Yet in some cases the colours imbued more than solidarity – they bred an artistic renaissance. Last Friday, Olga Onuch, a former DPhil student in the DPIR and now a post-doc at the University of Toronto, and her father, Jerzy Onuch, spoke about the intersection between art and protest. Both know a lot about the topic: it is the subject of Ms. Onuch’s recently completed PhD dissertation here at Oxford and her father is a long time artist who also ran the Centre for Contemporary Art (CCA) in Kiev, Ukraine until 2005 (formerly called the George Soros Centre for Contemporary Arts). He is now the director of the Polish Cultural Institute in New York.

The event took place at Modern Art Oxford and was hosted by Dr. Gwendolyn Sasse, a Professorial Fellow at Nuffield College and Ms. Onuch’s former supervisor. The presentation consisted of a dialogue between each presenter and a series of videos of art-infused protest by a number of Ukraine’s burgeoning cohort of contemporary artists. Inspired by the 1980s solidarity movement in Poland and the more recent Orange Revolution in Ukraine, Ms. Onuch’s academic work focuses on ‘Revolutionary Moments and Revolutionary Movements’, the title of her dissertation which inspired her and her father to host a 2009 exhibition and symposium in Kiev, aptly called ‘Revolutionary Moments’.

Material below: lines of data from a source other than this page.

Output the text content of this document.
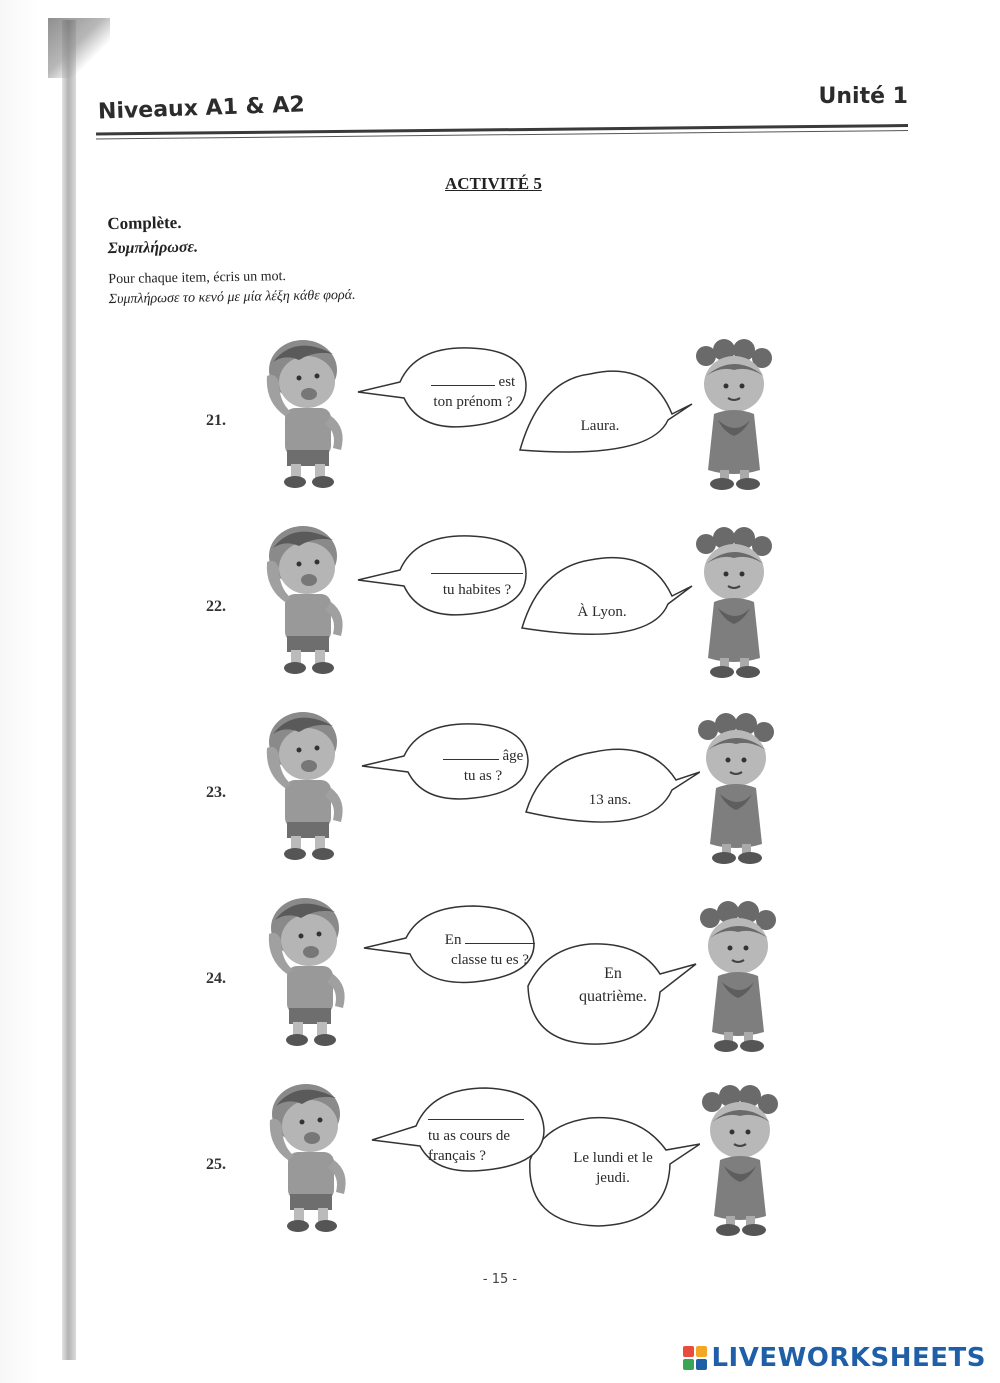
Niveaux A1 & A2	Unité 1
ACTIVITÉ 5
Complète.
Συμπλήρωσε.
Pour chaque item, écris un mot.
Συμπλήρωσε το κενό με μία λέξη κάθε φορά.
21.
est
ton prénom ?
Laura.
22.
tu habites ?
À Lyon.
23.
âge
tu as ?
13 ans.
24.
En
classe tu es ?
En
quatrième.
25.
tu as cours de
français ?	Le lundi et le
jeudi.
- 15 -
LIVEWORKSHEETS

Apparently contemporary artists, financially supported by Soros and the CCA, joined and supplied artwork for the 2005 protests, offering an artistic moment during the movement. But all the videos shown were more recent. They ranged from a staged political campaign event by eclectically-dressed members of ‘Revolutionary Experimental Space’, and artist group commonly know as R.E.P., to an artist trying (and succeeding) to barter replicas of famous works of contemporary art to locals in a rural village. Buyers seemed oblivious that the originals went for millions as they negotiated over prints for a bucket of potatoes and a chicken. To be fair, I didn’t recognise the art either and might have kept the chicken. More interesting was a series of photos of works created at the Centre for Contemporary Art during the protest movement in 2005. Some pieces seemed related to what was going on around the corner. Others didn’t.

Here is an example and an image of artists busily recounting Ukraine’s orange moment.

Credit: R.E.P. (Revolutionary Experimental Space), Kyiv 2004

I must say that I remain sceptical of the long term economic viability of protest art. And I am not the only one. A lively Q&A certainly exposed the tension between art as protest and protest art as a means of livelihood. Art-buying money still comes from familiar places that oftentimes eschew political debate. Indeed, the majority of pieces from the Kiev exhibition were sold to a prominent Ukrainian oligarch. Still, this does not seem to interfere with the protest form of artistic licence; R.E.P activities remain on the fringe of the obscure, and of course they are not the first artists to worry about averting starvation. If the intersection of political protest and art is to remain vibrant, though, foundation money seems the better way to go.